Bechan RS1, Majoie CB2, Sprengers ME2, Peluso JP1, Sluzewski M1, van Rooij WJ3.
BACKGROUND AND PURPOSE: At our institution, patients with large or giant ICA aneurysms are preferably treated with endovascular ICA balloon occlusion. Alternative treatment or conservative treatment is offered only for patients who cannot tolerate permanent ICA occlusion. In this observational study, we report the clinical and imaging results of ICA occlusion for aneurysms in a large single–center patient cohort.
MATERIALS AND METHODS: Between January 1995 and January 2015, occlusion of the ICA was considered in 146 patients with large or giant ICA aneurysms. Ninety-six patients (66%) passed the angiographic test occlusion, and, in 88 of these 96 patients (92%), the ICA was permanently occluded. In 11 of 88 patients with angiographic tolerance, ICA occlusion was performed with the patient under general anesthesia without clinical testing.

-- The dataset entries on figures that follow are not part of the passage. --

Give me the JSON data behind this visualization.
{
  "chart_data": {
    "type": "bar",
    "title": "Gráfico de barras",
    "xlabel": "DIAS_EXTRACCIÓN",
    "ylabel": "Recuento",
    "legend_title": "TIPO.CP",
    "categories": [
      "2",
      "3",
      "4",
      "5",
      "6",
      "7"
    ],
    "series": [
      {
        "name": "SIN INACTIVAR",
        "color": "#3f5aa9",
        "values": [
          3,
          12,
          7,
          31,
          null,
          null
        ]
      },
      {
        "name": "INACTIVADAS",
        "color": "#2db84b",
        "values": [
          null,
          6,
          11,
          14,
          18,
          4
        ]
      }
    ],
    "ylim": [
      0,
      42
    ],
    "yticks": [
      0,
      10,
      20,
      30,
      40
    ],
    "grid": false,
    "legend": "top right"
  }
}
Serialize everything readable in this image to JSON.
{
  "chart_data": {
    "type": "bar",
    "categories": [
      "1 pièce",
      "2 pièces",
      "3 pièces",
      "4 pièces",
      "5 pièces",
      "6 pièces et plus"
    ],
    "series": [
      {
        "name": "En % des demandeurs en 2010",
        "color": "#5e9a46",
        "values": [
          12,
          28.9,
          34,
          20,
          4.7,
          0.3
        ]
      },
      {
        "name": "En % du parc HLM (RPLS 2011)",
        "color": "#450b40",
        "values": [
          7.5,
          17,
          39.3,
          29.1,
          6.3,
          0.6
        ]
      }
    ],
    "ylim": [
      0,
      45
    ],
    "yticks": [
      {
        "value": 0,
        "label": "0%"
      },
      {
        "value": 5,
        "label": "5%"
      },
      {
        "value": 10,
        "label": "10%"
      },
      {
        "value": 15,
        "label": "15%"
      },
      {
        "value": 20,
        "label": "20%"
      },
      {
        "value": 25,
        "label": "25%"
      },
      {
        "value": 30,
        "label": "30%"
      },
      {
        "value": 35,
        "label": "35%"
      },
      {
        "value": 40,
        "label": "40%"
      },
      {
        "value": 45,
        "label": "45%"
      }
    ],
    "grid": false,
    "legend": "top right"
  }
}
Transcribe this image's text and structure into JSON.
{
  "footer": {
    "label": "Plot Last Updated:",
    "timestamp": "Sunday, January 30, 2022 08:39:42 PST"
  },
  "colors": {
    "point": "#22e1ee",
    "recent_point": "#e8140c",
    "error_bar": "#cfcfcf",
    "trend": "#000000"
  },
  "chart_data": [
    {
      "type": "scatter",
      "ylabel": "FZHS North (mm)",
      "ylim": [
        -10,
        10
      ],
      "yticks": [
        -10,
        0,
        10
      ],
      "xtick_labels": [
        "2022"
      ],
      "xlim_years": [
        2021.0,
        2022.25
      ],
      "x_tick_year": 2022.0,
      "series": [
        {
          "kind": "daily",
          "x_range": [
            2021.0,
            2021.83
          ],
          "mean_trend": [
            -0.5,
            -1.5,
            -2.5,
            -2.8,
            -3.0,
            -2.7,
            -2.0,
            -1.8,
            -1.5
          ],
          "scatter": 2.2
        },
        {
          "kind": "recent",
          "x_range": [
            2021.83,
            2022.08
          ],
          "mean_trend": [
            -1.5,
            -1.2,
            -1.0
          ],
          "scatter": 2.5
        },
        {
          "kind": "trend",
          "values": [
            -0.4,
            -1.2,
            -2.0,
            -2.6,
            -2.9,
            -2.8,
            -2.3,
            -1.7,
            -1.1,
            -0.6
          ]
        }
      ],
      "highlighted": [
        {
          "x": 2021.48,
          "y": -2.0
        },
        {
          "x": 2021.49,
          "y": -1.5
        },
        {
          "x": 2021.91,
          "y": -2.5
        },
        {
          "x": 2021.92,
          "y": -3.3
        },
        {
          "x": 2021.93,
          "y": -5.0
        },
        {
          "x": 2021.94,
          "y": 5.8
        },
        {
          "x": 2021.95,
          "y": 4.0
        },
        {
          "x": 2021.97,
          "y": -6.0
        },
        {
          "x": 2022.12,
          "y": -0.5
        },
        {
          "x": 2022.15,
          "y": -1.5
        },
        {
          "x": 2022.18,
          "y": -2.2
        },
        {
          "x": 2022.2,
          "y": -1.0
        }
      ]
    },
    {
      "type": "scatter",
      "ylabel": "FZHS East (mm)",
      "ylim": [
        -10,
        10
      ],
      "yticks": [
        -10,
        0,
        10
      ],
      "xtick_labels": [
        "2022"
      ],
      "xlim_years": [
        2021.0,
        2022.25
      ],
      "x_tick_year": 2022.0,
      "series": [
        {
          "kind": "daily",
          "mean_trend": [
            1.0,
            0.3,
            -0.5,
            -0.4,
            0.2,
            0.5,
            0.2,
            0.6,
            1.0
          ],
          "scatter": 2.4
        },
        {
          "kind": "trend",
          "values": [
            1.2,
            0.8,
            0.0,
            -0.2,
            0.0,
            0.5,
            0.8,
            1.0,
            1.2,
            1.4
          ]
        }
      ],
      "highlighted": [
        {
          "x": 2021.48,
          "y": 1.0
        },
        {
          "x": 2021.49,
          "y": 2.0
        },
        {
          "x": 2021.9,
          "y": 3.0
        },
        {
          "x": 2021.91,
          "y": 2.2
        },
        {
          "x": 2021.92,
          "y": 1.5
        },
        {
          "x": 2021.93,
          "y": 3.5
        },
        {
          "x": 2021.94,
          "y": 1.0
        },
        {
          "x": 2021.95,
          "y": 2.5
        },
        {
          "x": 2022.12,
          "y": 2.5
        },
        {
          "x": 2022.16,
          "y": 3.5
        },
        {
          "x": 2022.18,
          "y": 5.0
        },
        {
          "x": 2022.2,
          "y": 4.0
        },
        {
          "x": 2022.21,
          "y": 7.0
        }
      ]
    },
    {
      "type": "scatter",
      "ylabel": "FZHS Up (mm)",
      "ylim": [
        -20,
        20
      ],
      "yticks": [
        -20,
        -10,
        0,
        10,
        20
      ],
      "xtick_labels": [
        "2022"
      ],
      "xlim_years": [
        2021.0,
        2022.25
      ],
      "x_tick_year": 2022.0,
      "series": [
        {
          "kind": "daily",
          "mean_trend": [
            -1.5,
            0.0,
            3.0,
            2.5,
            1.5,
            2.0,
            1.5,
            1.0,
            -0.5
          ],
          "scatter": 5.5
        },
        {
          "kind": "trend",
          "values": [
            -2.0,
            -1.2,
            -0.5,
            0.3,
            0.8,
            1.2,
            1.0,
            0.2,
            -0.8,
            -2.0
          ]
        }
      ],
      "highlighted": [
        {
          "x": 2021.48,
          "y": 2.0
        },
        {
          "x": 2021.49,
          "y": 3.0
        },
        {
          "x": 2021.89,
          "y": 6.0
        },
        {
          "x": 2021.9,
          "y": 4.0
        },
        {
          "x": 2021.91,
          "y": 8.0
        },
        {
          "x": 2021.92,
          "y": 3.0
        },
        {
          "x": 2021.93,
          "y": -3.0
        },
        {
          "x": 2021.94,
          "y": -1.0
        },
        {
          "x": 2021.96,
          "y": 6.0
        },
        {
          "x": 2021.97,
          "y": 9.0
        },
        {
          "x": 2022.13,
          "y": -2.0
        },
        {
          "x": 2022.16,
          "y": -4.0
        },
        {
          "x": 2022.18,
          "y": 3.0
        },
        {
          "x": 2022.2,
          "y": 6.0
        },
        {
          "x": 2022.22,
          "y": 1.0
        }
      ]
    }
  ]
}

RESULTS: There was 1 hypoperfusion infarction after hypovolemic shock from a large retroperitoneal hematoma (complication rate 1.1% [95% CI, 1%-6.8%]). The mean imaging and clinical follow-up was 35 months (median 18 months; range, 3-180 months). On the latest MR imaging, 87 of 88 aneurysms (99%) were completely occluded and 61 of 80 aneurysms (76%) were decreased in size or completely obliterated. Of 62 patients who presented with cranial nerve dysfunction by mass effect of the aneurysm, 30 (48%) were cured, 25 (40%) improved, 6 (10%) were unchanged, and 1 patient (2%) was hemiplegic after a complication.
CONCLUSIONS: ICA occlusion for large and giant aneurysms after angiographic test occlusion was safe and effective. Two-thirds of eligible patients passed the angiographic test. Most aneurysms shrunk, and most cranial nerve dysfunctions were cured or improved.
© 2016 by American Journal of Neuroradiology.